6月15日木曜日、第四回のご講演では、ダートコーヒー株式会社の代表取締役社長、水上慎太郎様から、コロナ禍での飲料業界と飲食店の動向や、フェアトレード、コーヒーの生産から販売までの過程について教わりました。
まず、コロナ禍が飲食業界に及ぼした影響と、そこから生じた新たなサービスについて伺いました。コロナ禍は飲食店の営業時間や売上を大きく減らし、商品を販売する各流通業にも大きな打撃を与えました。ダートコーヒーさんでも飲食店への販売が大きく減少したため、飲食店以外への販路を開拓すべく、消費者向けにサブスクリプションサービスを、コーヒー愛好者以外向けにノベルティグッズとしてのコーヒーパックをそれぞれ開発されたとのことでした。
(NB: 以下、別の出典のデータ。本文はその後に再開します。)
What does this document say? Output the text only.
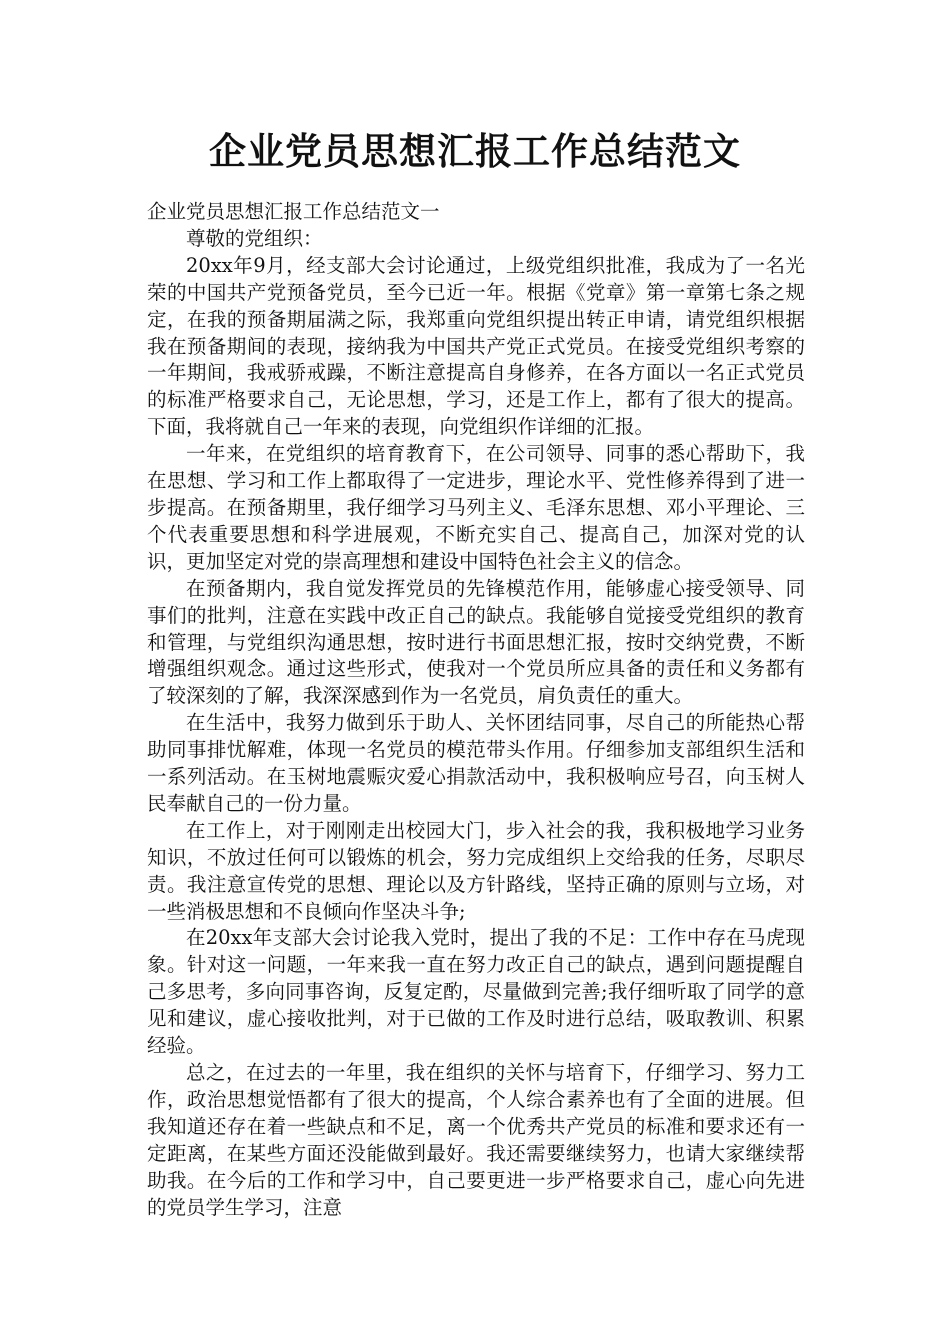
企业党员思想汇报工作总结范文

企业党员思想汇报工作总结范文一

尊敬的党组织：

20xx年9月，经支部大会讨论通过，上级党组织批准，我成为了一名光荣的中国共产党预备党员，至今已近一年。根据《党章》第一章第七条之规定，在我的预备期届满之际，我郑重向党组织提出转正申请，请党组织根据我在预备期间的表现，接纳我为中国共产党正式党员。在接受党组织考察的一年期间，我戒骄戒躁，不断注意提高自身修养，在各方面以一名正式党员的标准严格要求自己，无论思想，学习，还是工作上，都有了很大的提高。下面，我将就自己一年来的表现，向党组织作详细的汇报。

一年来，在党组织的培育教育下，在公司领导、同事的悉心帮助下，我在思想、学习和工作上都取得了一定进步，理论水平、党性修养得到了进一步提高。在预备期里，我仔细学习马列主义、毛泽东思想、邓小平理论、三个代表重要思想和科学进展观，不断充实自己、提高自己，加深对党的认识，更加坚定对党的崇高理想和建设中国特色社会主义的信念。

在预备期内，我自觉发挥党员的先锋模范作用，能够虚心接受领导、同事们的批判，注意在实践中改正自己的缺点。我能够自觉接受党组织的教育和管理，与党组织沟通思想，按时进行书面思想汇报，按时交纳党费，不断增强组织观念。通过这些形式，使我对一个党员所应具备的责任和义务都有了较深刻的了解，我深深感到作为一名党员，肩负责任的重大。

在生活中，我努力做到乐于助人、关怀团结同事，尽自己的所能热心帮助同事排忧解难，体现一名党员的模范带头作用。仔细参加支部组织生活和一系列活动。在玉树地震赈灾爱心捐款活动中，我积极响应号召，向玉树人民奉献自己的一份力量。

在工作上，对于刚刚走出校园大门，步入社会的我，我积极地学习业务知识，不放过任何可以锻炼的机会，努力完成组织上交给我的任务，尽职尽责。我注意宣传党的思想、理论以及方针路线，坚持正确的原则与立场，对一些消极思想和不良倾向作坚决斗争;

在20xx年支部大会讨论我入党时，提出了我的不足：工作中存在马虎现象。针对这一问题，一年来我一直在努力改正自己的缺点，遇到问题提醒自己多思考，多向同事咨询，反复定酌，尽量做到完善;我仔细听取了同学的意见和建议，虚心接收批判，对于已做的工作及时进行总结，吸取教训、积累经验。

总之，在过去的一年里，我在组织的关怀与培育下，仔细学习、努力工作，政治思想觉悟都有了很大的提高，个人综合素养也有了全面的进展。但我知道还存在着一些缺点和不足，离一个优秀共产党员的标准和要求还有一定距离，在某些方面还没能做到最好。我还需要继续努力，也请大家继续帮助我。在今后的工作和学习中，自己要更进一步严格要求自己，虚心向先进的党员学生学习，注意
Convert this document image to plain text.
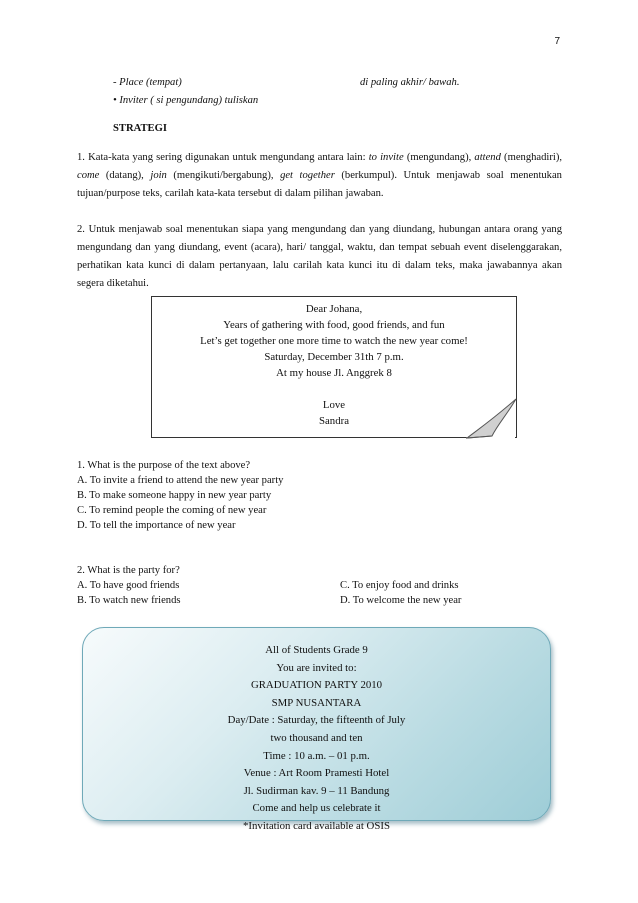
7
- Place (tempat)	di paling akhir/ bawah.
• Inviter ( si pengundang) tuliskan
STRATEGI

1. Kata-kata yang sering digunakan untuk mengundang antara lain: to invite (mengundang), attend (menghadiri), come (datang), join (mengikuti/bergabung), get together (berkumpul). Untuk menjawab soal menentukan tujuan/purpose teks, carilah kata-kata tersebut di dalam pilihan jawaban.

2. Untuk menjawab soal menentukan siapa yang mengundang dan yang diundang, hubungan antara orang yang mengundang dan yang diundang, event (acara), hari/ tanggal, waktu, dan tempat sebuah event diselenggarakan, perhatikan kata kunci di dalam pertanyaan, lalu carilah kata kunci itu di dalam teks, maka jawabannya akan segera diketahui.

Dear Johana,
Years of gathering with food, good friends, and fun
Let’s get together one more time to watch the new year come!
Saturday, December 31th 7 p.m.
At my house Jl. Anggrek 8
Love
Sandra
1. What is the purpose of the text above?
A. To invite a friend to attend the new year party
B. To make someone happy in new year party
C. To remind people the coming of new year
D. To tell the importance of new year
2. What is the party for?
A. To have good friends
B. To watch new friends
C. To enjoy food and drinks
D. To welcome the new year
All of Students Grade 9
You are invited to:
GRADUATION PARTY 2010
SMP NUSANTARA
Day/Date : Saturday, the fifteenth of July
two thousand and ten
Time : 10 a.m. – 01 p.m.
Venue : Art Room Pramesti Hotel
Jl. Sudirman kav. 9 – 11 Bandung
Come and help us celebrate it
*Invitation card available at OSIS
次に、長年取り組まれてきたフェアトレードについて、コーヒーの流通体系も含めてお話しいただきました。コーヒーはコーヒーベルトと呼ばれる特定の地域でしか農作物として充分な量の実がなりません。その地域は主に途上国が多いため、教育など生活基盤が未整備のままとなっている地域も残っています。それらの国々でコーヒーの生産に従事する人々に高品質なコーヒー豆の生産を続けてもらうためには、彼らの生活基盤が整備できるような価格でコーヒー豆を買う必要があります。これは近年注目されるSDGs(持続可能な開発目標)で目指される17のゴールそれぞれに該当する目標とも結びついており、広範囲にわたる状況改善に効果が期待できます。ダートコーヒーさんでは、自治体単位でフェアトレードを推進するフェアトレードタウン認定取得を目指して、現在フェアトレードの啓発を進めているとのことでした。
学生のレポートには、コロナ禍での新規事業を模索する姿勢や、SDGsも含めたフェアトレード推進への関心が多く述べられていました。普段あまりコーヒーを口にしない学生からも、飲んでみたいとの感想が聞かれました。